E-commerce giant Amazon is hiring more than 8,000 interns for its summer program, which it’s turning into “a virtual model.”
Global consulting firm EY said more than half of its 15,000 internships this year will be in virtual formats. Interns will be assigned a “peer counsellor,” someone who joined the company in the past two years, as well as a more senior “reporting counsellor” who will both regularly check in on them, said Trent Henry, EY’s globalvice a a chair of talent.
At The Associated Press, some internships will either likely be done remotely, some deferred until next year and others have been canceled.
Those who have done virtual internships say it’s a way to learn remote working skills that are more important now that COVID-19 has changed how people work.
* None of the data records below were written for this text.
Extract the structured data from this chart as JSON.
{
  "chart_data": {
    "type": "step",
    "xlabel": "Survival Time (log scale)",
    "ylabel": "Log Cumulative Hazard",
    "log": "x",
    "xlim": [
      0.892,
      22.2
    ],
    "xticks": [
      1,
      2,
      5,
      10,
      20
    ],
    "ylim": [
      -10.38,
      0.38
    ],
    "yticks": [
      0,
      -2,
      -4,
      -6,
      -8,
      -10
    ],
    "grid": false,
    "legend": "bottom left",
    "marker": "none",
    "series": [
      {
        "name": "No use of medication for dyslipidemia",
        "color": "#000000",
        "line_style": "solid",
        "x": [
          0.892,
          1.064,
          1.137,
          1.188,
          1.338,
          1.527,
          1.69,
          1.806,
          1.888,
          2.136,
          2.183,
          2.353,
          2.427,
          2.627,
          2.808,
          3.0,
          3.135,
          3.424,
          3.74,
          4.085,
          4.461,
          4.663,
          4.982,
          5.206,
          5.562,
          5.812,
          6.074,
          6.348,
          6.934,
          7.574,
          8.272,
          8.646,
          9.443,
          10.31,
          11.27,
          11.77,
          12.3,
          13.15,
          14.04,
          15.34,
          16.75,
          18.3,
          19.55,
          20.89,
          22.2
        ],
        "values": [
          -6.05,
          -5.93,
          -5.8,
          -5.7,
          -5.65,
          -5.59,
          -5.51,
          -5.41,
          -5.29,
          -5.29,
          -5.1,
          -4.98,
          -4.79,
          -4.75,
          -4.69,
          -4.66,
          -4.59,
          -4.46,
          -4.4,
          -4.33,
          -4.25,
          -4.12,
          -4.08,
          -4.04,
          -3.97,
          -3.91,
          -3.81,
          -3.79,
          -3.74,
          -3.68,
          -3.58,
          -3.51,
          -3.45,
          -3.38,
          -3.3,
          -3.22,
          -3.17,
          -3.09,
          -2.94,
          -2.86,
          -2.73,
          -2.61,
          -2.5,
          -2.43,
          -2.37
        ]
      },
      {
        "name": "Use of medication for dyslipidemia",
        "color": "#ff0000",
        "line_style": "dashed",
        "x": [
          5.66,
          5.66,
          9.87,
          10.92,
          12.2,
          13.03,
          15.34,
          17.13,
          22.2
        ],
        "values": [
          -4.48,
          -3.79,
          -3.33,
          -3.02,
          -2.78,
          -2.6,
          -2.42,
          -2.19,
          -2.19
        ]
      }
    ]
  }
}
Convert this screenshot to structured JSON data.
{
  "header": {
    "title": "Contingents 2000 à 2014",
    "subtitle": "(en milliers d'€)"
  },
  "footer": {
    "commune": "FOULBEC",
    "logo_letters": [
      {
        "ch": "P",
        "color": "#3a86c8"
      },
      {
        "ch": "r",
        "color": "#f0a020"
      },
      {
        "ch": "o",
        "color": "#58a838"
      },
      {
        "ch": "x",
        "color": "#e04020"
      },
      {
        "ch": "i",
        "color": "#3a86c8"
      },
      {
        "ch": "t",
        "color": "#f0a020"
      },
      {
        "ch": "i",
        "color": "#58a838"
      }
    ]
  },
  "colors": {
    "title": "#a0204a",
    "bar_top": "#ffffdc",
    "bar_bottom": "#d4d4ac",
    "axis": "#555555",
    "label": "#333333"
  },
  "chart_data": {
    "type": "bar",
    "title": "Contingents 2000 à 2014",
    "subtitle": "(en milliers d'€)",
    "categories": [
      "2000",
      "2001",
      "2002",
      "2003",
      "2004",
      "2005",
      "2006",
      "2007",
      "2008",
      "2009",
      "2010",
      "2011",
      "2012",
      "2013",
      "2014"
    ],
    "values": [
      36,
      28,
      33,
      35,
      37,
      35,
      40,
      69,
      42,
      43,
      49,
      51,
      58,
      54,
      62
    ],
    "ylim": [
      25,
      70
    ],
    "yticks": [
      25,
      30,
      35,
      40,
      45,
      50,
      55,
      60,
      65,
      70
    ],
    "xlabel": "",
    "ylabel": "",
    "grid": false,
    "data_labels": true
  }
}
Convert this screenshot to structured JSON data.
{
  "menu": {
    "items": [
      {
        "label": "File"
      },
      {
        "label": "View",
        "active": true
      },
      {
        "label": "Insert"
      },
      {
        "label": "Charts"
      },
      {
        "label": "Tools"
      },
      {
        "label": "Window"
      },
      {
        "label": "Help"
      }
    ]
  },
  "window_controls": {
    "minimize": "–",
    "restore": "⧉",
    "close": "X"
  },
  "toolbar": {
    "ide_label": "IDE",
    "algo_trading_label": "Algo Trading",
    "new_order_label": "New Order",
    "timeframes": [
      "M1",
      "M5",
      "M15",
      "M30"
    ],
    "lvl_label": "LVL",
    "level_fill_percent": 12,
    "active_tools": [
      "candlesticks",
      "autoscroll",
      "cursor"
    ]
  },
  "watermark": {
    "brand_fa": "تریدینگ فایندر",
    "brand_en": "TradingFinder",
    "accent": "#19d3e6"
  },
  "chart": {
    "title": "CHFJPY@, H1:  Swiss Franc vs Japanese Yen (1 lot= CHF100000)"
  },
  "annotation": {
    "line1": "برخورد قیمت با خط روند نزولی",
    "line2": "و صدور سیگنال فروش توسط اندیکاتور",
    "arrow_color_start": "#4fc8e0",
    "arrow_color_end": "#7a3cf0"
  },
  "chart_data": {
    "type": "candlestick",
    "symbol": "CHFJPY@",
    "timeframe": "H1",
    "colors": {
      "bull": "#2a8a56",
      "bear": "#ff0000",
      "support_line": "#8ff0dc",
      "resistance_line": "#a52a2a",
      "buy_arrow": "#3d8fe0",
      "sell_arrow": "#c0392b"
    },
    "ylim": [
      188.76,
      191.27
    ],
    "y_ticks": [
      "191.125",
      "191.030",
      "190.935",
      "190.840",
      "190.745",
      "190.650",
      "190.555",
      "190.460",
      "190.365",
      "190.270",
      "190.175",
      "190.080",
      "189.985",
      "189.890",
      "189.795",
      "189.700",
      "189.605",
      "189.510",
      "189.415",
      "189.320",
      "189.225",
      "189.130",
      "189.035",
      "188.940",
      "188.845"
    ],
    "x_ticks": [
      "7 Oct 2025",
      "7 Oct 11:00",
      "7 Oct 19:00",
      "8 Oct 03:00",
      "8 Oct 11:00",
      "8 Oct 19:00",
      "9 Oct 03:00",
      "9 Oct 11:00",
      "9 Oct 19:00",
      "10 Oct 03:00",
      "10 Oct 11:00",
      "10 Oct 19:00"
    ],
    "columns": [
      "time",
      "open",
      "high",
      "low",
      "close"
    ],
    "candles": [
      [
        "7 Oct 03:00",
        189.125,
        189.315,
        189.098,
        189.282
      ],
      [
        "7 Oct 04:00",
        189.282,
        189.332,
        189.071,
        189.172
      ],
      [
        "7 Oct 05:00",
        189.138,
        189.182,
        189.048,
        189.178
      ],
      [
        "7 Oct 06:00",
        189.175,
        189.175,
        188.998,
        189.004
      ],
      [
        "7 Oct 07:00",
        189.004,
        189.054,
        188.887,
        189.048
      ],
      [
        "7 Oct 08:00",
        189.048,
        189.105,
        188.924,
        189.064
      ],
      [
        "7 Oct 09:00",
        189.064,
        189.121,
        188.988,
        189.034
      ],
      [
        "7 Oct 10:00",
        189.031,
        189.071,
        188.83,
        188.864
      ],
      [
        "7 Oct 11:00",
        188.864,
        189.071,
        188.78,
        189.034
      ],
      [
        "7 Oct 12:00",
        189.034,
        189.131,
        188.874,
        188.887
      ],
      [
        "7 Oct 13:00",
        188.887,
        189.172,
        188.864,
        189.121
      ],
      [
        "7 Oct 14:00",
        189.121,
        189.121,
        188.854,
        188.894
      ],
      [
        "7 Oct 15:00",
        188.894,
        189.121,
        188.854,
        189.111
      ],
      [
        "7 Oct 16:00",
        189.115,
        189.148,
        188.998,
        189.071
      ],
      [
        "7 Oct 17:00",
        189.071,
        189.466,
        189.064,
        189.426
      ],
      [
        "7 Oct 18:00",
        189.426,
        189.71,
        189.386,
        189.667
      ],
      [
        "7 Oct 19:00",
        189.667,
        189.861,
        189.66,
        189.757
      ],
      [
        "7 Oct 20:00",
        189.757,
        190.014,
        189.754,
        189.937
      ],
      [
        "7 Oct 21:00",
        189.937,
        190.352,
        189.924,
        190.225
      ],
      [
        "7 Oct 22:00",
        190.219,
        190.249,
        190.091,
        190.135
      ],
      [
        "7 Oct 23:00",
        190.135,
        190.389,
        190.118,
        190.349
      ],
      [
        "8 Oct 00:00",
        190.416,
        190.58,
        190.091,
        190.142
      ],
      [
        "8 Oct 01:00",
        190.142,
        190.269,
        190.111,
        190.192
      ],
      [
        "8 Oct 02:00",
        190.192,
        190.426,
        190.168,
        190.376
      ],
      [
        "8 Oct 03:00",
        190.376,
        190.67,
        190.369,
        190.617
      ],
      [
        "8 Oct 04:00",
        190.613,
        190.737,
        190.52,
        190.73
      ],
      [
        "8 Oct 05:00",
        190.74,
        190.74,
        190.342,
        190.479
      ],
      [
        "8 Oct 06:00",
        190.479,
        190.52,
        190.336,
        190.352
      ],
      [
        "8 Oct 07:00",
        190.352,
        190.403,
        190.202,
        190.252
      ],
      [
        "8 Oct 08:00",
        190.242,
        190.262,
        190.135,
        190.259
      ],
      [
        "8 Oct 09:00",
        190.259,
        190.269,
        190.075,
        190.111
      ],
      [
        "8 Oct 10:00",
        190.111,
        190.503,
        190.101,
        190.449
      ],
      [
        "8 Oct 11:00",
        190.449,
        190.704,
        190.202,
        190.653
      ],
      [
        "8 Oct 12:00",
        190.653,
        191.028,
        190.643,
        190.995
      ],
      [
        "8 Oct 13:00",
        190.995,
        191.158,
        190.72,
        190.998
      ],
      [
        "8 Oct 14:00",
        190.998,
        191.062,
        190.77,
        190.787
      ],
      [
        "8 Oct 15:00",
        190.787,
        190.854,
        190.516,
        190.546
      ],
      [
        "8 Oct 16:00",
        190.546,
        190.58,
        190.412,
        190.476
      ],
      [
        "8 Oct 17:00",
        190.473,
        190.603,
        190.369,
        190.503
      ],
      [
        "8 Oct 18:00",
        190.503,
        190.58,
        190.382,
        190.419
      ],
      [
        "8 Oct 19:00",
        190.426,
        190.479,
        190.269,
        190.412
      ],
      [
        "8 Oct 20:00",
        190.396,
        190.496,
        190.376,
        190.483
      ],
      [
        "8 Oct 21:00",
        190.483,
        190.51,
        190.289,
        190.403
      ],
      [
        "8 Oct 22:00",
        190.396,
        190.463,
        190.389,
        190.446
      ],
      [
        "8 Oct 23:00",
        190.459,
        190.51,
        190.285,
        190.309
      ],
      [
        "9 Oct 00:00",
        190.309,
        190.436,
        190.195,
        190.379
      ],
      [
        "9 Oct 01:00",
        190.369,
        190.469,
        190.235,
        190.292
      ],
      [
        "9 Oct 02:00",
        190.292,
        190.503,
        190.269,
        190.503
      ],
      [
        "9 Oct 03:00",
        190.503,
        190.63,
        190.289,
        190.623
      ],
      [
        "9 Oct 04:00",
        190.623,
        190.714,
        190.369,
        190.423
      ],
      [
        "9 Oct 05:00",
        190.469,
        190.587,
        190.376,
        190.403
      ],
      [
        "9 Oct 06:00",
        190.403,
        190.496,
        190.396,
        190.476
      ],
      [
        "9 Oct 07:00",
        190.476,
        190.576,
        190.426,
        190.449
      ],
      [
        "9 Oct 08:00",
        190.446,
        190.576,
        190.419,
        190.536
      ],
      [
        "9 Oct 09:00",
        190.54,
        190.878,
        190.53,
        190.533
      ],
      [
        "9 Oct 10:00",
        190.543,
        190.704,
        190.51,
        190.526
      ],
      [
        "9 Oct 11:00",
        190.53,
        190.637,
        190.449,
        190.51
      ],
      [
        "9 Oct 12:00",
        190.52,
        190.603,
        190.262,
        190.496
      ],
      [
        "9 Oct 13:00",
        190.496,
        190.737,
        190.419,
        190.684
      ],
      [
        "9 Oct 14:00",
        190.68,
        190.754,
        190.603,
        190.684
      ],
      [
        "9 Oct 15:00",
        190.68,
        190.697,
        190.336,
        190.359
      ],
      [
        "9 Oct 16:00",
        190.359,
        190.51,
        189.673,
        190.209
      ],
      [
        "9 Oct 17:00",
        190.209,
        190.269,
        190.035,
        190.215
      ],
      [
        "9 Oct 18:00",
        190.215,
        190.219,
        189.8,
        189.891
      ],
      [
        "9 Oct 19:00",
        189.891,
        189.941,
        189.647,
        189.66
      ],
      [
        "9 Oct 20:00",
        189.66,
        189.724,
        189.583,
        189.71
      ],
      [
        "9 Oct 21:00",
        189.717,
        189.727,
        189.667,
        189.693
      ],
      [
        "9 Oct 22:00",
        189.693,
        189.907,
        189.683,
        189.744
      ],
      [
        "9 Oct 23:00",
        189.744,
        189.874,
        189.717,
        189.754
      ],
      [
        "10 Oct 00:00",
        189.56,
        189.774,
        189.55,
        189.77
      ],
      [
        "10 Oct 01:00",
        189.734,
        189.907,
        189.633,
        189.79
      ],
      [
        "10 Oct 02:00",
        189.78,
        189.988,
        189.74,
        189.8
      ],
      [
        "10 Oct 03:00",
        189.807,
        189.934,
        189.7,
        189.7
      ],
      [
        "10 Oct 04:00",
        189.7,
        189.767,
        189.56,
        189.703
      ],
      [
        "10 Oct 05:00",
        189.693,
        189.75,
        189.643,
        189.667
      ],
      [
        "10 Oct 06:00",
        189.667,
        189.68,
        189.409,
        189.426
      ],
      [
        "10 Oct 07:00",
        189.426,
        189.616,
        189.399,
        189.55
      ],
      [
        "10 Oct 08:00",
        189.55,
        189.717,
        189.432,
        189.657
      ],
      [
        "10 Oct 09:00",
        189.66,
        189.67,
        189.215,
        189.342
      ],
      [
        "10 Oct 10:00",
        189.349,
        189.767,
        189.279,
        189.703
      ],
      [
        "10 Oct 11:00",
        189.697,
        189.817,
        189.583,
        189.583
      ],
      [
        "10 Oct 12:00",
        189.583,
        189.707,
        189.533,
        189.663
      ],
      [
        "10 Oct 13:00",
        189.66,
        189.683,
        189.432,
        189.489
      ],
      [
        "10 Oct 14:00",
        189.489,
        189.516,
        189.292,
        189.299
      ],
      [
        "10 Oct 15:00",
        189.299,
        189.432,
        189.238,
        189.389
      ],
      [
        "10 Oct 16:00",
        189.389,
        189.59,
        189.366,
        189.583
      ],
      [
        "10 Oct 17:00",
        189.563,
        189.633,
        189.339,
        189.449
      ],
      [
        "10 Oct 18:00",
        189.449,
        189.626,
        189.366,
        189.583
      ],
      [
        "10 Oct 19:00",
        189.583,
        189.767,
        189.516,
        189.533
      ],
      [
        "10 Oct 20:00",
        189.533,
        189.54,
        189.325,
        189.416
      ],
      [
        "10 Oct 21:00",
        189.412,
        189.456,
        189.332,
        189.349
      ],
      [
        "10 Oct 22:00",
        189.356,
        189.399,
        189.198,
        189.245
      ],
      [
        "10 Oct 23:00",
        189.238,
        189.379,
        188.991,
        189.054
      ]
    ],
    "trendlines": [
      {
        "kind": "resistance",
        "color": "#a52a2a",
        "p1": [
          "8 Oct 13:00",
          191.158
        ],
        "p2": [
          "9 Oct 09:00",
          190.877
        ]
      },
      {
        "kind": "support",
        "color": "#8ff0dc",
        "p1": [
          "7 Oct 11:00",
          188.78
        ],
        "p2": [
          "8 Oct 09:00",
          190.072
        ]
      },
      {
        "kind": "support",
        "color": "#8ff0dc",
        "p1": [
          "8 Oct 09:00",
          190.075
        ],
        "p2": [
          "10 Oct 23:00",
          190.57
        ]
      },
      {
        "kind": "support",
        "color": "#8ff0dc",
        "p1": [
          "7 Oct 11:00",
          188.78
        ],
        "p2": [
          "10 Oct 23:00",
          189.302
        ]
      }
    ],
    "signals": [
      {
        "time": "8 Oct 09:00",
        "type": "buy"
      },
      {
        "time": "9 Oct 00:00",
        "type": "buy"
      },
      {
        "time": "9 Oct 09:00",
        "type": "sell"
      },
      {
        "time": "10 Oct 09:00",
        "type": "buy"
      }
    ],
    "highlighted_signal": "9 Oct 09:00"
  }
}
Recent graduate Sahar Shabani, 22, did a threemonth remote internship with a development charity based in Thailand from her parents’ home in South London.
Shabani applied in February through Queen Mary University of London, where she earned a bachelor’s degree in politics and international relations.
She checked in by phone every day with her supervisor, who assigned her to research and write reports about topics like corporate social responsibility and then give video presentations on them using Zoom.
“Whether it was in person or not, you still gained those skills or valuable experience,” she said. “It’s a new way of experiencing work.”